Набравшая скорость машина скрылась в облаке пыли, Азамат с кряхтеньем поднялся на ноги, отряхивая ладонями с брюк серую дорожную грязь. Огляделся. Чуть различимыми тонкими нитями вдалеке виднелись провода электрички, за его спиной стоял покосившийся указатель: «Чертов лог — пять километров». Азамат усмехнулся — нет, туда он не пойдет. Он пойдет вперед, туда, где сверкает остатками позолоты одинокий купол заброшенной церквушки. Бог он один, это только глупые люди именуют его разными именами.
На четырнадцатый день дверь моей камеры распахнулась утром, сразу после завтрака. Я встал спиной к решетке, присел, просунул сложенные вместе руки в квадратный проем.
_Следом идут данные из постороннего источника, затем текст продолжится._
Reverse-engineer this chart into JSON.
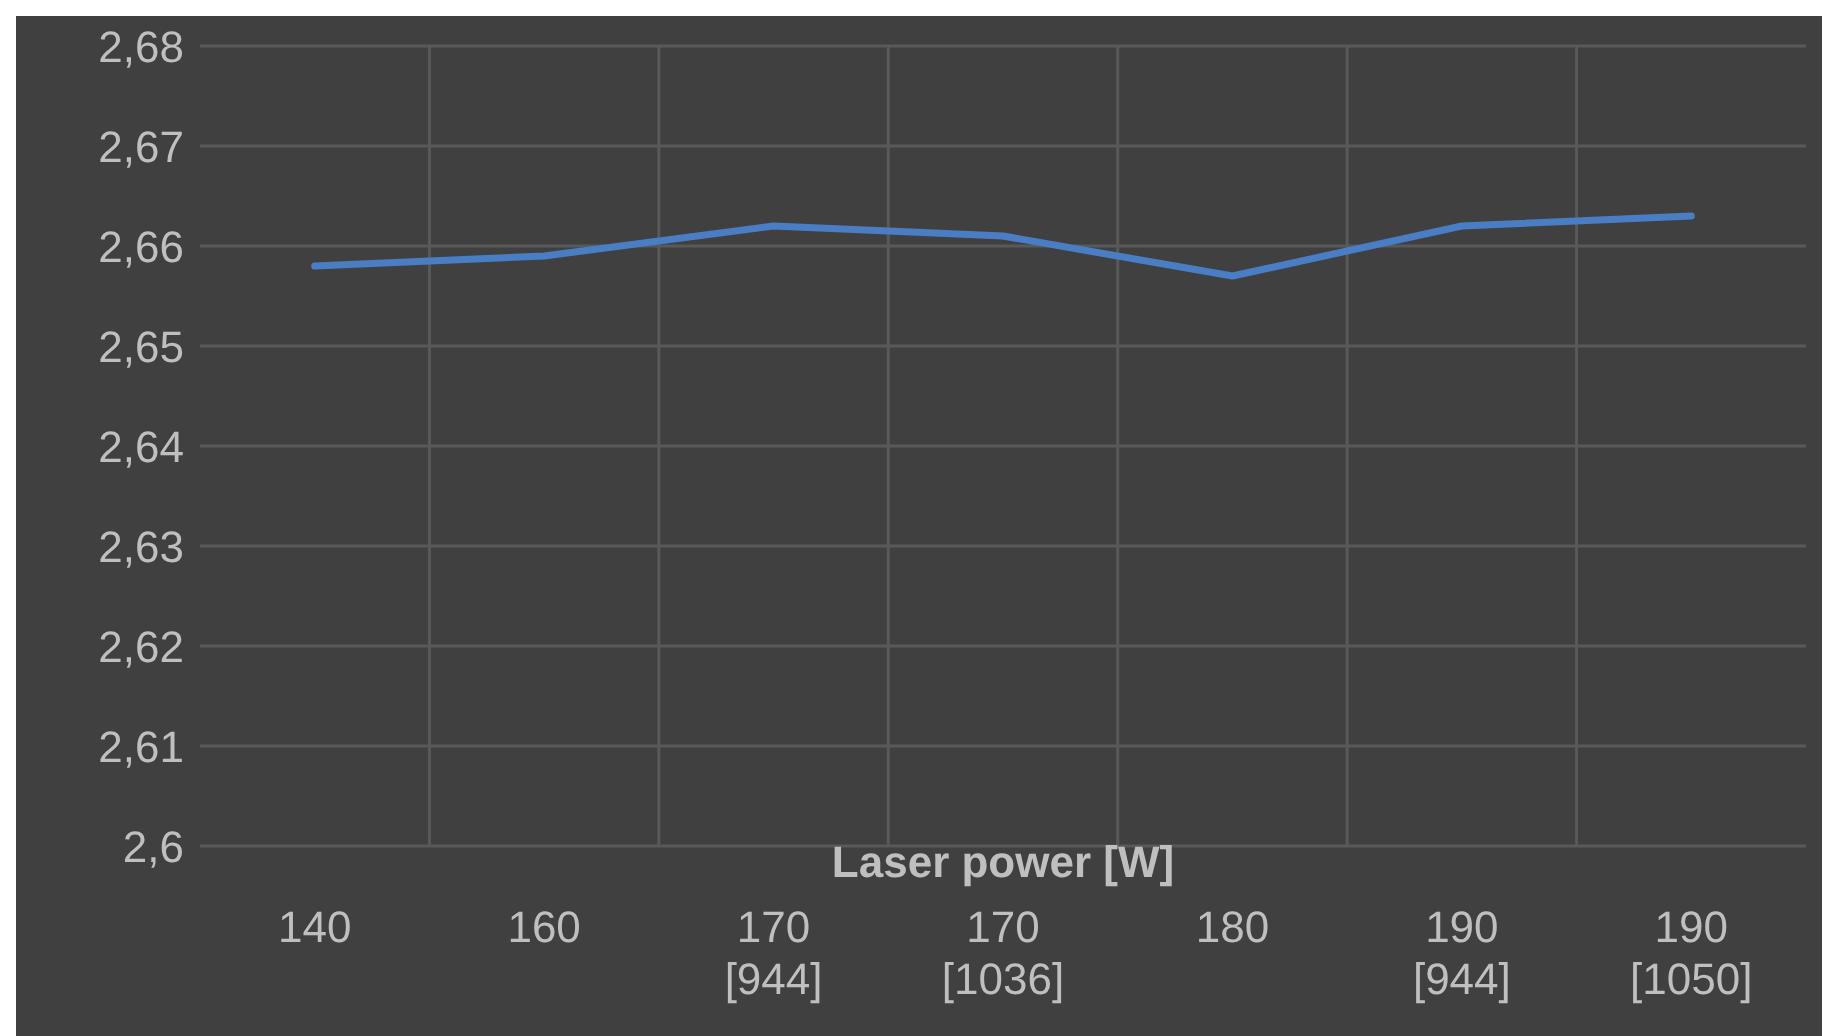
{
  "chart_data": {
    "type": "line",
    "xlabel": "Laser power [W]",
    "categories": [
      "140",
      "160",
      "170\n[944]",
      "170\n[1036]",
      "180",
      "190\n[944]",
      "190\n[1050]"
    ],
    "series": [
      {
        "color": "#4a7ec4",
        "values": [
          2.658,
          2.659,
          2.662,
          2.661,
          2.657,
          2.662,
          2.663
        ]
      }
    ],
    "ylim": [
      2.6,
      2.68
    ],
    "yticks": [
      {
        "value": 2.6,
        "label": "2,6"
      },
      {
        "value": 2.61,
        "label": "2,61"
      },
      {
        "value": 2.62,
        "label": "2,62"
      },
      {
        "value": 2.63,
        "label": "2,63"
      },
      {
        "value": 2.64,
        "label": "2,64"
      },
      {
        "value": 2.65,
        "label": "2,65"
      },
      {
        "value": 2.66,
        "label": "2,66"
      },
      {
        "value": 2.67,
        "label": "2,67"
      },
      {
        "value": 2.68,
        "label": "2,68"
      }
    ],
    "grid": true,
    "legend": false,
    "marker": "none",
    "line_style": "solid"
  }
}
— Назад! Лицом к стене, руки за спину!
Лицом так лицом. Я, прихрамывая, отошел от решетки. Поморщился. Сильно болели ожоги от контактных пластин электродов на интимных местах, прикосновения грубой ткани тюремных трусов к поврежденным местам доставляли кучу незабываемых впечатлений. Вроде бы уже семь дней на допросы не таскают и «лепила» местный приходил, мазал поврежденные места какой-то липкой и тошнотворно пахнущей мазью, а ожоги все никак не заживают. Витаминов, что ли организму не хватает? И следы от уколов непрерывно чешутся. Лязгнул отпираемый замок второй двери.
— На выход! По сторонам не смотреть, в разговоры ни с кем не вступать! Голову вниз!
Как скажете, гражданин начальник.
Потом были еле теплый душ с обмылком хозяйственного мыла и моя чистая, с неаккуратно зашитыми швами, пахнущая хлоркой одежда. Непрерывно морщась от боли, я кое-как надел джинсы, натянул севший на размер свитер на рубашку. Куртки нигде не было, да и хрен с ней. Вот только отсутствие шнурков для ботинок несколько расстраивало, хлябали они на ногах. И носки с трусами не мешало бы сменить — запашок от них шел тяжелый, застарелый. Ладно, не на прием к папе римскому собираюсь, а тот, кому я понадобился, потерпит. Конвоир возвышался каменным гостем в углу комнаты, терпеливо ожидая, пока я оденусь.